As a songwriter, I am very happy that in that I feel quite liberated in terms of not having to stick with a certain style or anything. I can, in many ways, ad lib writing, which is a great luxury. On the other hand, it also makes things harder because it's like, if you're a comedian, you have to come up with new jokes all the time. When I wrote Opus Eponymous, there was this big question, I guess, in the underground circuit. Like: was it a fad? Was it just a one time only?
I said immediately, I'm not gonna write Opus again. I want to write something else because I knew that the biggest sell-out move anyways would be if I try to just replicate what worked and then it would stagnate. And ever since Infestissumam and going onwards, I've always tried to write the record that we don't have. I always want to write the songs that we don't have, but as I now feel that I've done that a fourth time, it definitely raises the bar going into a fifth record.
Because you don't really know exactly what made it and as you not only grow older, but you get wiser and you have more at stake because of it. There is always the risk that you start over-complicating things in your head. I'm really trying not to do that, going into Prequelle is definitely one of those where I had to try not to think about what's at stake on this record. Try not to think about that. Try just to think about what makes you happy. Try to just to think about the music that you like.
Try not to think about the people that are waiting just to go out on tour and that are - whose livelihoods are depending on this - you can't start thinking about those things. It's hard not to. The further out you swim, sooner or later you will start to think about how deep it is. But you can still swim, it doesn't matter. You can swim in one-meter depth and you can swim in 2000 meters, it doesn't matter. Don't think about it too much, just keep on swimming.
Up until a year ago, Ghost were shrouded in total anonymity. What changed most once you became known and how did you prepare yourself for that eventually happening?
Honestly, I haven't felt anonymous in many, many years. So things haven't changed for me much on a practical level, and the only real difference is how I'm being presented in media. But all these years I've always made sure that any time we were doing interviews and as long as media itself was not filmed, I always did it face to face because I wanted there to be - you know - the nuances that you have, looking people in the eye and reading facial expressions. I still wanted to sort of be able to communicate to further - at lengths - about what I was trying to achieve.

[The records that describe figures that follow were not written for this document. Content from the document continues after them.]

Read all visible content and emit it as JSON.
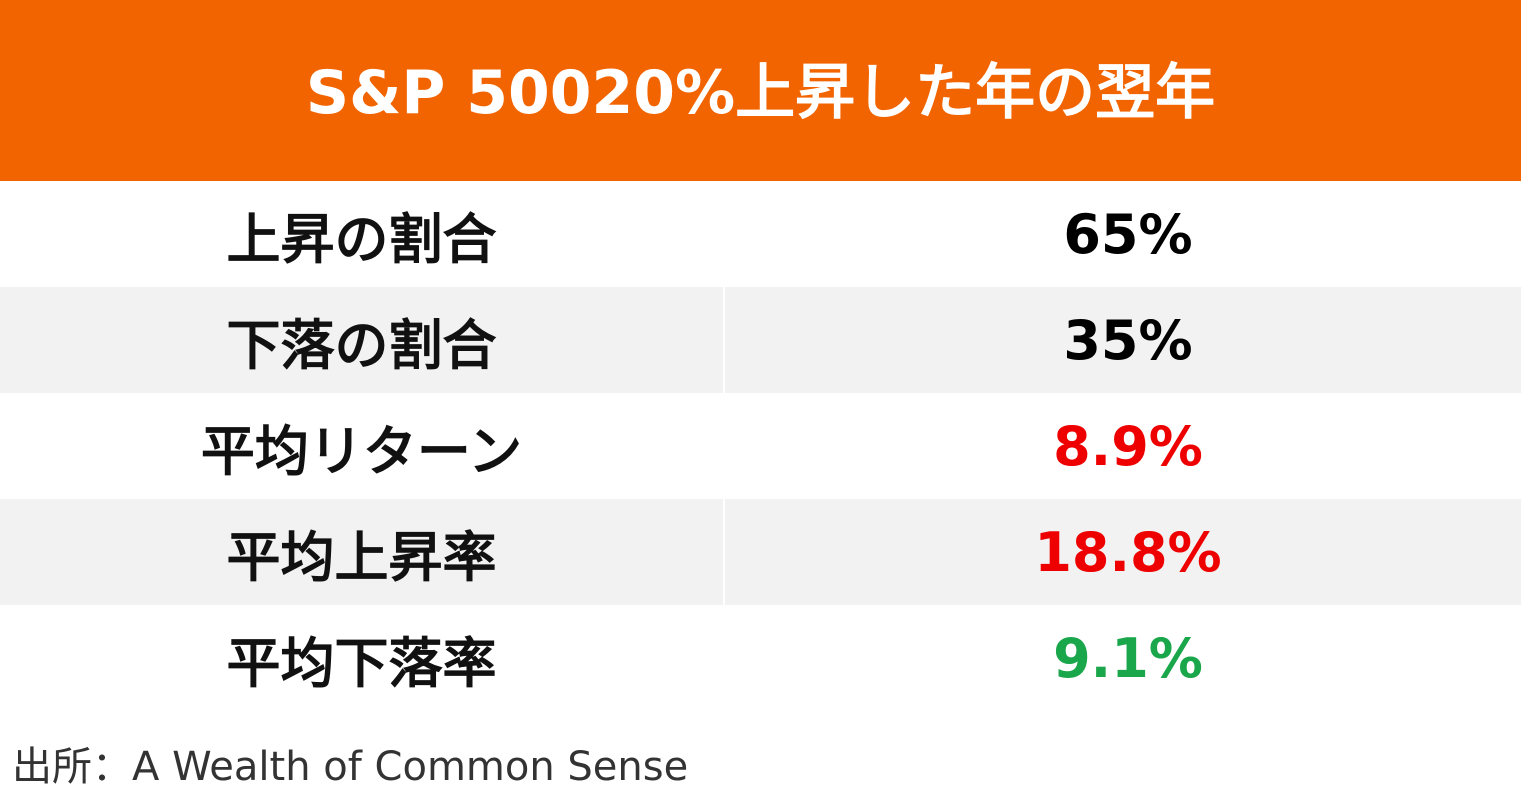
{
  "chart_data": {
    "type": "table",
    "title": "S&P 50020%上昇した年の翌年",
    "rows": [
      {
        "label": "上昇の割合",
        "value": "65%",
        "color": "#000000"
      },
      {
        "label": "下落の割合",
        "value": "35%",
        "color": "#000000"
      },
      {
        "label": "平均リターン",
        "value": "8.9%",
        "color": "#ee0000"
      },
      {
        "label": "平均上昇率",
        "value": "18.8%",
        "color": "#ee0000"
      },
      {
        "label": "平均下落率",
        "value": "9.1%",
        "color": "#1aa64a"
      }
    ],
    "source": "出所：A Wealth of Common Sense"
  },
  "colors": {
    "header_background": "#f26400",
    "header_text": "#ffffff",
    "row_shade": "#f2f2f2"
  }
}
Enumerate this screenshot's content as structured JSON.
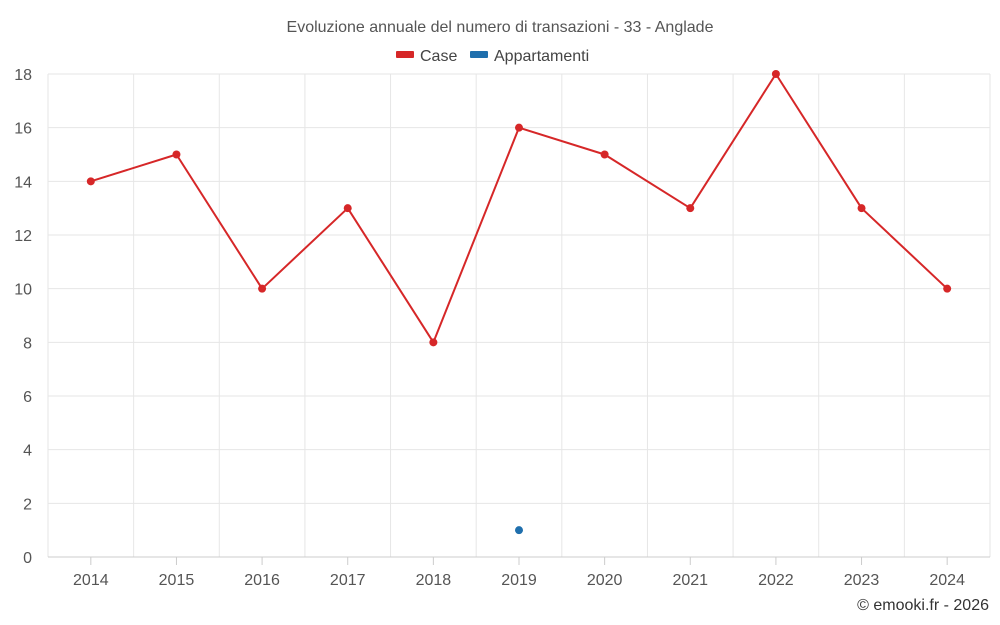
{
  "chart_data": {
    "type": "line",
    "title": "Evoluzione annuale del numero di transazioni - 33 - Anglade",
    "categories": [
      "2014",
      "2015",
      "2016",
      "2017",
      "2018",
      "2019",
      "2020",
      "2021",
      "2022",
      "2023",
      "2024"
    ],
    "series": [
      {
        "name": "Case",
        "color": "#d62728",
        "values": [
          14,
          15,
          10,
          13,
          8,
          16,
          15,
          13,
          18,
          13,
          10
        ]
      },
      {
        "name": "Appartamenti",
        "color": "#1f6fad",
        "values": [
          null,
          null,
          null,
          null,
          null,
          1,
          null,
          null,
          null,
          null,
          null
        ]
      }
    ],
    "y_ticks": [
      "0",
      "2",
      "4",
      "6",
      "8",
      "10",
      "12",
      "14",
      "16",
      "18"
    ],
    "ylim": [
      0,
      18
    ],
    "xlabel": "",
    "ylabel": "",
    "grid": true,
    "legend_position": "top-center"
  },
  "credit": "© emooki.fr - 2026"
}
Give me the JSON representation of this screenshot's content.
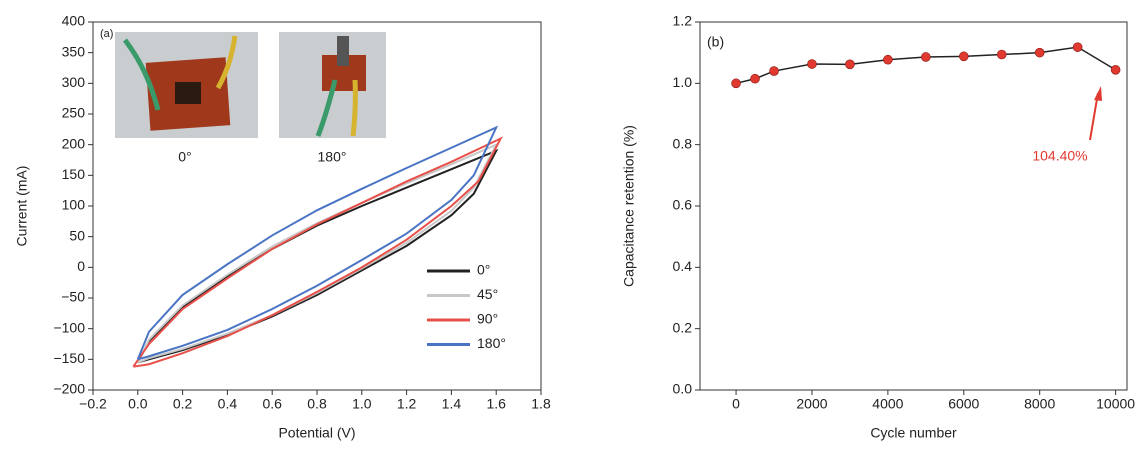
{
  "chart_data": [
    {
      "type": "line",
      "panel_label": "(a)",
      "xlabel": "Potential (V)",
      "ylabel": "Current (mA)",
      "inset_labels": [
        "0°",
        "180°"
      ],
      "xlim": [
        -0.2,
        1.8
      ],
      "xticks": [
        {
          "value": -0.2,
          "label": "−0.2"
        },
        {
          "value": 0,
          "label": "0.0"
        },
        0.2,
        0.4,
        0.6,
        0.8,
        {
          "value": 1,
          "label": "1.0"
        },
        1.2,
        1.4,
        1.6,
        1.8
      ],
      "ylim": [
        -200,
        400
      ],
      "yticks": [
        {
          "value": -200,
          "label": "−200"
        },
        {
          "value": -150,
          "label": "−150"
        },
        {
          "value": -100,
          "label": "−100"
        },
        {
          "value": -50,
          "label": "−50"
        },
        0,
        50,
        100,
        150,
        200,
        250,
        300,
        350,
        400
      ],
      "legend": "lower right",
      "series": [
        {
          "name": "0°",
          "color": "#222222",
          "x": [
            0,
            0.05,
            0.2,
            0.4,
            0.6,
            0.8,
            1.0,
            1.2,
            1.4,
            1.6,
            1.5,
            1.4,
            1.2,
            1.0,
            0.8,
            0.6,
            0.4,
            0.2,
            0.05,
            0
          ],
          "values": [
            -155,
            -120,
            -65,
            -15,
            30,
            68,
            100,
            130,
            160,
            190,
            120,
            85,
            35,
            -5,
            -45,
            -80,
            -110,
            -135,
            -150,
            -155
          ]
        },
        {
          "name": "45°",
          "color": "#c8c8c8",
          "x": [
            0,
            0.05,
            0.2,
            0.4,
            0.6,
            0.8,
            1.0,
            1.2,
            1.4,
            1.6,
            1.5,
            1.4,
            1.2,
            1.0,
            0.8,
            0.6,
            0.4,
            0.2,
            0.05,
            0
          ],
          "values": [
            -155,
            -118,
            -62,
            -12,
            34,
            72,
            105,
            137,
            168,
            200,
            130,
            92,
            40,
            -2,
            -42,
            -78,
            -108,
            -133,
            -148,
            -155
          ]
        },
        {
          "name": "90°",
          "color": "#e8504a",
          "x": [
            -0.02,
            0.05,
            0.2,
            0.4,
            0.6,
            0.8,
            1.0,
            1.2,
            1.4,
            1.62,
            1.52,
            1.4,
            1.2,
            1.0,
            0.8,
            0.6,
            0.4,
            0.2,
            0.05,
            -0.02
          ],
          "values": [
            -162,
            -125,
            -68,
            -18,
            30,
            70,
            105,
            140,
            172,
            210,
            140,
            100,
            45,
            0,
            -40,
            -78,
            -112,
            -140,
            -158,
            -162
          ]
        },
        {
          "name": "180°",
          "color": "#4a74c4",
          "x": [
            0,
            0.05,
            0.2,
            0.4,
            0.6,
            0.8,
            1.0,
            1.2,
            1.4,
            1.6,
            1.5,
            1.4,
            1.2,
            1.0,
            0.8,
            0.6,
            0.4,
            0.2,
            0.05,
            0
          ],
          "values": [
            -150,
            -105,
            -45,
            5,
            52,
            93,
            128,
            162,
            195,
            228,
            150,
            110,
            55,
            12,
            -30,
            -68,
            -102,
            -128,
            -145,
            -150
          ]
        }
      ]
    },
    {
      "type": "line",
      "panel_label": "(b)",
      "xlabel": "Cycle number",
      "ylabel": "Capacitance retention (%)",
      "xlim": [
        -950,
        10300
      ],
      "xticks": [
        0,
        2000,
        4000,
        6000,
        8000,
        10000
      ],
      "ylim": [
        0,
        1.2
      ],
      "yticks": [
        {
          "value": 0,
          "label": "0.0"
        },
        0.2,
        0.4,
        0.6,
        0.8,
        {
          "value": 1,
          "label": "1.0"
        },
        1.2
      ],
      "x": [
        0,
        500,
        1000,
        2000,
        3000,
        4000,
        5000,
        6000,
        7000,
        8000,
        9000,
        10000
      ],
      "values": [
        1.0,
        1.015,
        1.04,
        1.063,
        1.062,
        1.077,
        1.086,
        1.088,
        1.094,
        1.1,
        1.118,
        1.044
      ],
      "color": "#222222",
      "marker_color": "#e03a30",
      "annotation": "104.40%",
      "annotation_color": "#e03a30"
    }
  ]
}
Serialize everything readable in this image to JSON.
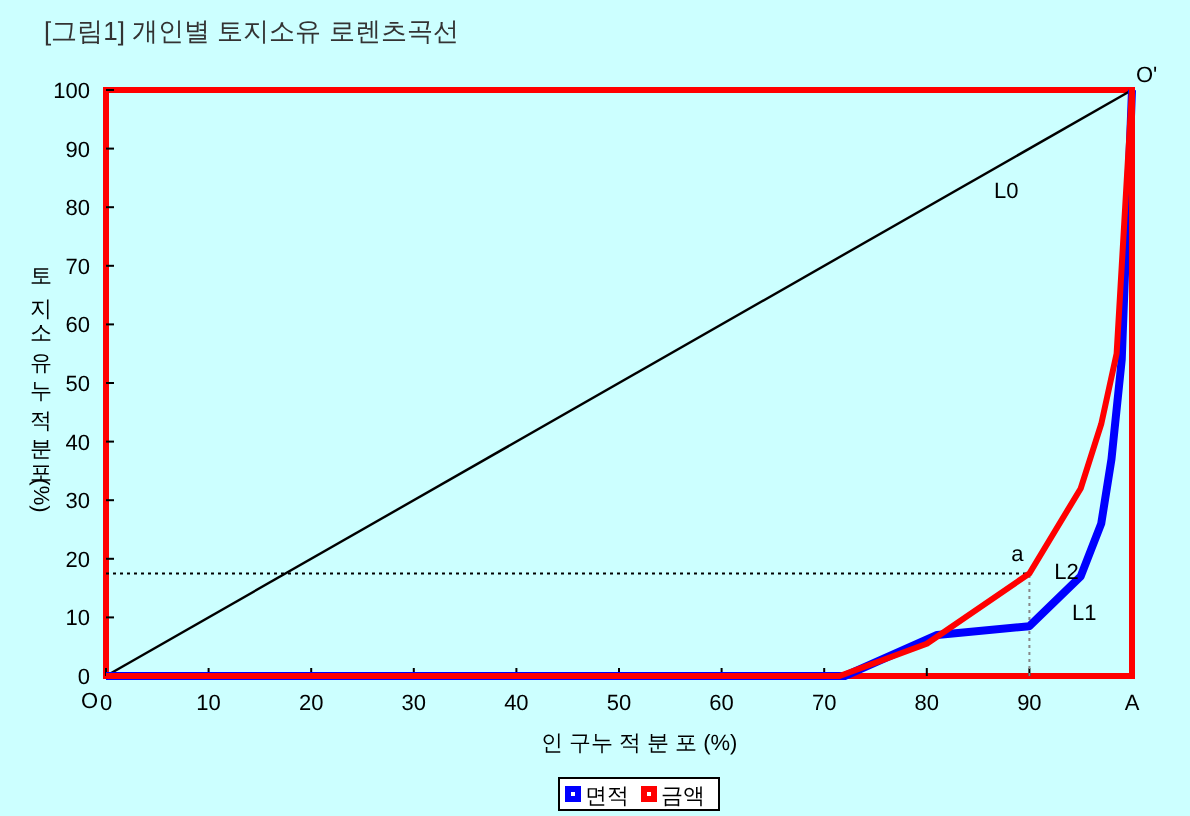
{
  "chart_data": {
    "type": "line",
    "title": "[그림1] 개인별 토지소유 로렌츠곡선",
    "xlabel": "인 구누 적 분 포 (%)",
    "ylabel": "토 지 소 유 누 적 분 포 (%)",
    "xlim": [
      0,
      100
    ],
    "ylim": [
      0,
      100
    ],
    "xticks": [
      0,
      10,
      20,
      30,
      40,
      50,
      60,
      70,
      80,
      90,
      {
        "value": 100,
        "label": "A"
      }
    ],
    "yticks": [
      0,
      10,
      20,
      30,
      40,
      50,
      60,
      70,
      80,
      90,
      100
    ],
    "series": [
      {
        "color": "#000000",
        "x": [
          0,
          100
        ],
        "values": [
          0,
          100
        ]
      },
      {
        "name": "면적",
        "color": "#0000ff",
        "x": [
          0,
          72,
          81,
          90,
          95,
          97,
          98,
          99,
          100
        ],
        "values": [
          0,
          0,
          7,
          8.5,
          17,
          26,
          37,
          54,
          100
        ]
      },
      {
        "name": "금액",
        "color": "#ff0000",
        "x": [
          0,
          71.5,
          80,
          90,
          95,
          97,
          98.5,
          100,
          100
        ],
        "values": [
          0,
          0,
          5.5,
          17.5,
          32,
          43,
          55,
          100,
          0
        ]
      }
    ],
    "ref_lines": [
      {
        "axis": "y",
        "value": 17.5,
        "color": "#000000",
        "line_style": "dotted"
      },
      {
        "axis": "x",
        "value": 90,
        "color": "#888888",
        "line_style": "dotted"
      }
    ],
    "annotations": [
      {
        "text": "L0",
        "x": 85,
        "y": 85
      },
      {
        "text": "a",
        "x": 90,
        "y": 17.5
      },
      {
        "text": "L2",
        "x": 90.86,
        "y": 20
      },
      {
        "text": "L1",
        "x": 92.6,
        "y": 13
      },
      {
        "text": "O",
        "x": 0,
        "y": 0
      },
      {
        "text": "O'",
        "x": 100,
        "y": 100
      }
    ],
    "legend": "bottom",
    "grid": false,
    "marker": "none",
    "line_style": "solid"
  }
}
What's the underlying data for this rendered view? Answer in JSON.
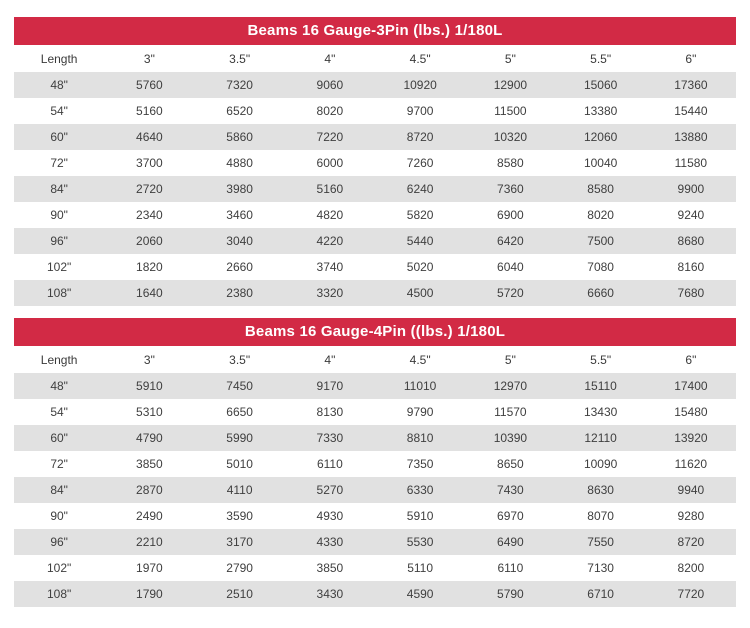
{
  "page": {
    "accent_red": "#d22a45",
    "stripe_gray": "#e1e1e1"
  },
  "tables": [
    {
      "title": "Beams 16 Gauge-3Pin (lbs.) 1/180L",
      "columns": [
        "Length",
        "3\"",
        "3.5\"",
        "4\"",
        "4.5\"",
        "5\"",
        "5.5\"",
        "6\""
      ],
      "rows": [
        [
          "48\"",
          "5760",
          "7320",
          "9060",
          "10920",
          "12900",
          "15060",
          "17360"
        ],
        [
          "54\"",
          "5160",
          "6520",
          "8020",
          "9700",
          "11500",
          "13380",
          "15440"
        ],
        [
          "60\"",
          "4640",
          "5860",
          "7220",
          "8720",
          "10320",
          "12060",
          "13880"
        ],
        [
          "72\"",
          "3700",
          "4880",
          "6000",
          "7260",
          "8580",
          "10040",
          "11580"
        ],
        [
          "84\"",
          "2720",
          "3980",
          "5160",
          "6240",
          "7360",
          "8580",
          "9900"
        ],
        [
          "90\"",
          "2340",
          "3460",
          "4820",
          "5820",
          "6900",
          "8020",
          "9240"
        ],
        [
          "96\"",
          "2060",
          "3040",
          "4220",
          "5440",
          "6420",
          "7500",
          "8680"
        ],
        [
          "102\"",
          "1820",
          "2660",
          "3740",
          "5020",
          "6040",
          "7080",
          "8160"
        ],
        [
          "108\"",
          "1640",
          "2380",
          "3320",
          "4500",
          "5720",
          "6660",
          "7680"
        ]
      ]
    },
    {
      "title": "Beams 16 Gauge-4Pin ((lbs.) 1/180L",
      "columns": [
        "Length",
        "3\"",
        "3.5\"",
        "4\"",
        "4.5\"",
        "5\"",
        "5.5\"",
        "6\""
      ],
      "rows": [
        [
          "48\"",
          "5910",
          "7450",
          "9170",
          "11010",
          "12970",
          "15110",
          "17400"
        ],
        [
          "54\"",
          "5310",
          "6650",
          "8130",
          "9790",
          "11570",
          "13430",
          "15480"
        ],
        [
          "60\"",
          "4790",
          "5990",
          "7330",
          "8810",
          "10390",
          "12110",
          "13920"
        ],
        [
          "72\"",
          "3850",
          "5010",
          "6110",
          "7350",
          "8650",
          "10090",
          "11620"
        ],
        [
          "84\"",
          "2870",
          "4110",
          "5270",
          "6330",
          "7430",
          "8630",
          "9940"
        ],
        [
          "90\"",
          "2490",
          "3590",
          "4930",
          "5910",
          "6970",
          "8070",
          "9280"
        ],
        [
          "96\"",
          "2210",
          "3170",
          "4330",
          "5530",
          "6490",
          "7550",
          "8720"
        ],
        [
          "102\"",
          "1970",
          "2790",
          "3850",
          "5110",
          "6110",
          "7130",
          "8200"
        ],
        [
          "108\"",
          "1790",
          "2510",
          "3430",
          "4590",
          "5790",
          "6710",
          "7720"
        ]
      ]
    }
  ]
}
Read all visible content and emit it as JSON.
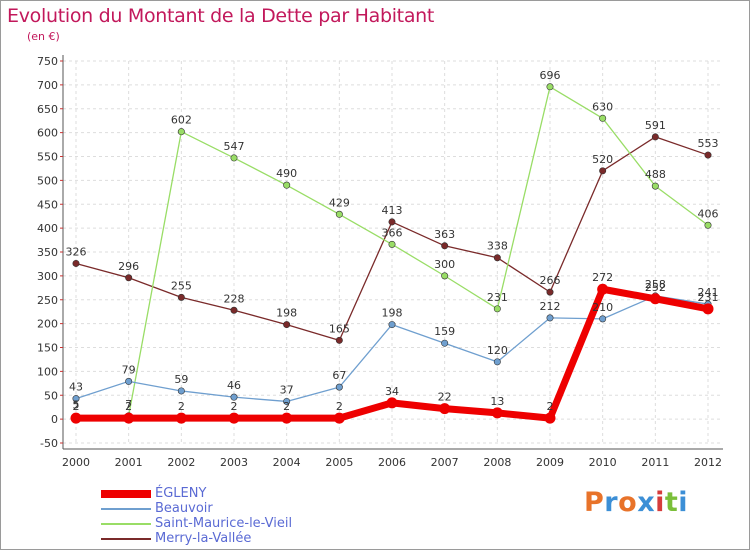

The only difference is now you can tell me about it. You can write or communicate about how this came about, whereas in the past we had this agreement with journalists that they had to write "Nameless Ghoul" and come up with some shit about how you were led to these chambers, or whatever. [laughs] But practically I don't feel a big difference. And not because of a lack of anonymity at least.
Prequelle is thematic — it's bombastic and cinematic. What first inspired your interest in such grand music when you were younger?
I've always listened to lots of music and since I grew up in a home with my mom and my older brother, he was a teenager when I was born. There was, I would say, a great influx of teenage culture around me. My mom was also interested in music and listened to lots of '60s music. She is very open, very liberal.
There was no wall. There were no walls that shielded me off from grown-up culture. There was punk rock. There was radio. There was hard rock and pop music, there was stoner '60s [music]. It's definitely what I'm channeling through my past into Ghost. It's very much a childhood thing, even though I always tried to have a distance between myself, my persona and me personally, I think it's crazy how much of my childhood is actually [laughs] smeared all over this - it's just sort of reliving my childhood in a way.